Stupinigi
Stanotte ho sognato di arrivare troppo tardi, a notte ormai spenta, e invece.

Era solo salutare ansia: ben prima che la stella del mattino faccia capolino all’orizzonte, già sono sveglio e posso pregustare sonnecchiando ancora mezz’ora l’immersione nella mattina di primavera. Esiliato un cinghiale dall’erba alta, così grondante rugiada da infradiciare fin quasi le mutande, trovo il punto di vista ideale a due passi dall’affollato foro dei trans. Meglio averlo raggiunto così che con un frainteso parcheggio, indubbiamente: nemmeno il 7000 mm di Minato avrebbe osato ammaliare Selene in groppa al cervo da lì.
Ultimato un ginnico montaggio in concomitanza all’apertura del sipario, non mi resta che dedicarmi ai clic al crescendo dell’alba, alternati a qualche attimo di contemplazione della luce cinerea, fino a che la stella evapora, dopo aver giocato a nascondino con una nuvoletta provvidenziale.

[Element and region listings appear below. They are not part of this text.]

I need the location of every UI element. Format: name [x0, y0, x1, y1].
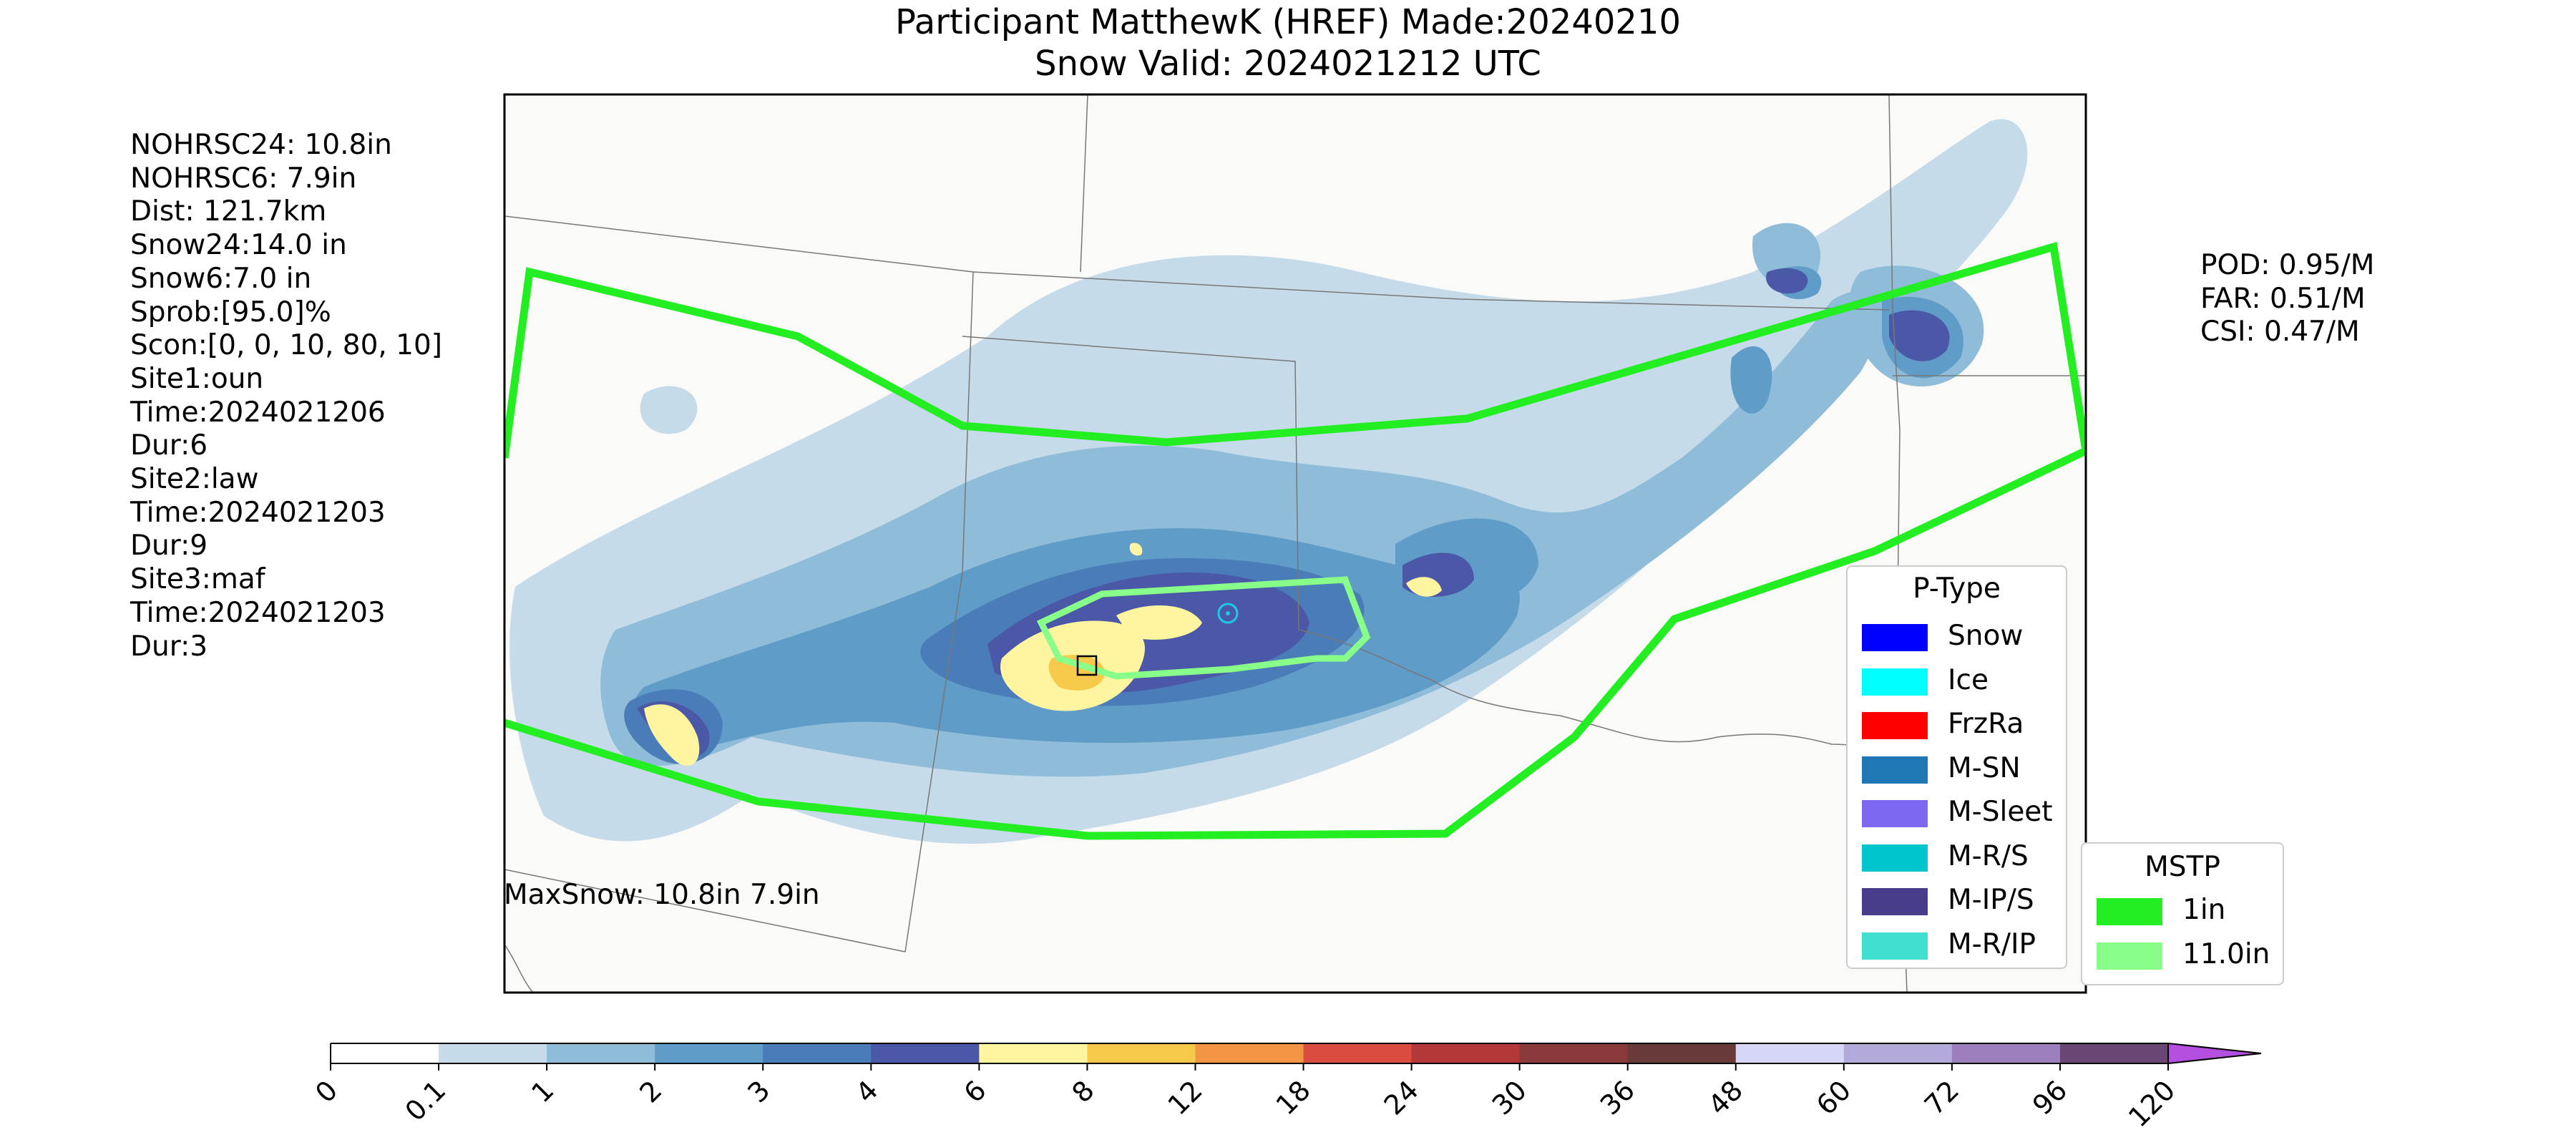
- stat-line: Time:2024021206: [130, 396, 386, 429]
- snowfall-shading: [509, 119, 2028, 844]
- colorbar-segment: [439, 1043, 547, 1063]
- stat-line: Site1:oun: [130, 362, 264, 395]
- ptype-legend-swatch: [1862, 844, 1928, 872]
- stat-line: Scon:[0, 0, 10, 80, 10]: [130, 329, 443, 362]
- title-line-2: Snow Valid: 2024021212 UTC: [1035, 44, 1541, 84]
- mstp-legend-label: 11.0in: [2182, 938, 2270, 970]
- colorbar-tick-label: 96: [2026, 1074, 2073, 1121]
- stat-line: Snow24:14.0 in: [130, 229, 347, 262]
- stat-line: NOHRSC6: 7.9in: [130, 162, 357, 195]
- mstp-legend-label: 1in: [2182, 894, 2226, 926]
- colorbar-tick-label: 48: [1702, 1074, 1749, 1121]
- colorbar-tick-label: 3: [741, 1074, 776, 1109]
- colorbar-tick-label: 30: [1486, 1074, 1533, 1121]
- verification-stats-panel: NOHRSC24: 10.8in NOHRSC6: 7.9in Dist: 121.…: [130, 129, 442, 663]
- stat-line: Site2:law: [130, 463, 259, 496]
- skill-scores-panel: POD: 0.95/M FAR: 0.51/M CSI: 0.47/M: [2200, 249, 2374, 349]
- colorbar-outline: [330, 1043, 2168, 1064]
- ptype-legend-swatch: [1862, 756, 1928, 784]
- ptype-legend-label: FrzRa: [1948, 708, 2024, 740]
- ptype-legend-swatch: [1862, 932, 1928, 960]
- ptype-legend-label: M-Sleet: [1948, 796, 2053, 828]
- max-snow-point-marker: [1217, 603, 1239, 624]
- colorbar-segment: [1303, 1043, 1413, 1063]
- colorbar-segment: [547, 1043, 655, 1063]
- colorbar-segment: [1951, 1043, 2061, 1063]
- colorbar-segment: [1411, 1043, 1521, 1063]
- colorbar-tick-label: 6: [958, 1074, 992, 1109]
- chart-title: Participant MatthewK (HREF) Made:2024021…: [0, 1, 2576, 84]
- stat-line: Sprob:[95.0]%: [130, 296, 331, 328]
- colorbar-segment: [1843, 1043, 1953, 1063]
- colorbar-tick-label: 1: [525, 1074, 560, 1109]
- stat-line: Dur:3: [130, 630, 208, 663]
- colorbar-tick-label: 36: [1594, 1074, 1641, 1121]
- colorbar-segment: [871, 1043, 980, 1063]
- colorbar-segment: [763, 1043, 872, 1063]
- ptype-legend-swatch: [1862, 712, 1928, 739]
- stat-line: Time:2024021203: [130, 496, 386, 529]
- stat-line: Site3:maf: [130, 563, 265, 596]
- ptype-legend-label: M-SN: [1948, 751, 2021, 784]
- colorbar-tick-label: 12: [1162, 1074, 1209, 1121]
- ptype-legend-swatch: [1862, 800, 1928, 827]
- stat-line: NOHRSC24: 10.8in: [130, 129, 392, 161]
- colorbar-segment: [655, 1043, 763, 1063]
- stat-line: Snow6:7.0 in: [130, 262, 312, 295]
- colorbar-tick-label: 8: [1066, 1074, 1101, 1109]
- ptype-legend-label: Ice: [1948, 663, 1989, 696]
- max-snow-label: MaxSnow: 10.8in 7.9in: [504, 879, 820, 911]
- colorbar-tick-label: 72: [1918, 1074, 1965, 1121]
- ptype-legend-swatch: [1862, 888, 1928, 915]
- colorbar-tick-label: 120: [2122, 1074, 2181, 1133]
- colorbar-segment: [1519, 1043, 1629, 1063]
- site-markers: [1076, 603, 1239, 676]
- mstp-legend: MSTP 1in 11.0in: [2081, 842, 2284, 985]
- mstp-legend-swatch: [2097, 898, 2162, 925]
- max-snow-point-core: [1226, 611, 1230, 615]
- observation-site-marker: [1076, 655, 1098, 676]
- ptype-legend-title: P-Type: [1913, 572, 2001, 605]
- score-line: FAR: 0.51/M: [2200, 282, 2366, 315]
- mstp-legend-title: MSTP: [2145, 851, 2220, 883]
- colorbar-segment: [1735, 1043, 1845, 1063]
- stat-line: Dur:6: [130, 429, 208, 462]
- colorbar-tick-label: 60: [1810, 1074, 1857, 1121]
- colorbar-extend-arrow: [2167, 1042, 2262, 1065]
- colorbar-tick-label: 2: [633, 1074, 668, 1109]
- ptype-legend-label: Snow: [1948, 620, 2024, 652]
- contour-11in: [1036, 576, 1371, 680]
- colorbar-tick-label: 24: [1378, 1074, 1425, 1121]
- map-border: [503, 93, 2087, 994]
- colorbar-segment: [979, 1043, 1088, 1063]
- colorbar-segment: [2059, 1043, 2169, 1063]
- title-line-1: Participant MatthewK (HREF) Made:2024021…: [894, 2, 1682, 42]
- stat-line: Dur:9: [130, 530, 208, 562]
- ptype-legend-swatch: [1862, 668, 1928, 696]
- colorbar-segment: [331, 1043, 439, 1063]
- mstp-legend-swatch: [2097, 942, 2162, 970]
- ptype-legend-swatch: [1862, 624, 1928, 651]
- stat-line: Time:2024021203: [130, 596, 386, 629]
- colorbar-segment: [1627, 1043, 1737, 1063]
- colorbar-segment: [1087, 1043, 1196, 1063]
- contour-1in: [504, 241, 2086, 840]
- ptype-legend-label: M-IP/S: [1948, 884, 2034, 916]
- colorbar-tick-label: 0: [309, 1074, 343, 1109]
- colorbar-segment: [1195, 1043, 1304, 1063]
- colorbar-tick-label: 0.1: [399, 1074, 452, 1127]
- colorbar-tick-label: 4: [849, 1074, 884, 1109]
- forecast-contours: [504, 241, 2086, 840]
- score-line: POD: 0.95/M: [2200, 249, 2375, 281]
- score-line: CSI: 0.47/M: [2200, 316, 2360, 349]
- stat-line: Dist: 121.7km: [130, 195, 327, 228]
- ptype-legend-label: M-R/IP: [1948, 927, 2036, 960]
- ptype-legend: P-Type Snow Ice FrzRa M-SN M-Sleet M-R/S M-IP/…: [1846, 565, 2067, 969]
- ptype-legend-label: M-R/S: [1948, 839, 2029, 872]
- colorbar-tick-label: 18: [1270, 1074, 1317, 1121]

Per raggiungere la capezzagna dell’aurora, preferisco attraversare il prato a ritroso, piuttosto che restare asciutto ma con la barba incolta rasata dalle auto. Vesulus pinifer, Romuleus, Granta Parei, Monboso, Colosso tatamico: le vette iconiche sono tutte in vista.



A giochi fatti vorrei festeggiare le molte emozioni e rimpiangere l’unica cilecca con una gratificazione edonistica. Tuttavia nell’aurora festiva è chiuso il covo dei lestofanti, è troppo presto per l’ecoagrinaturbiosorgourbexgourmet gelateria, è disgustosa la torrefazione premiata dall’ordalia della doppia fila nelle colazioni feriali antelucane, è assonnato il contiguo kebab bacchico, è senza cielo e senza primavera la cattedrale consumista: meglio mettere quattro baccelli di cardamomo nel filtro della moka, coccolando la bestiaccina che si rotola sul tappeto e ammirando le cime innevate dalla finestra.
Ad ogni modo, non è per la luce fendente del sole ormai sorto che i miei occhi sono così luccicanti da illuminare la rugiada.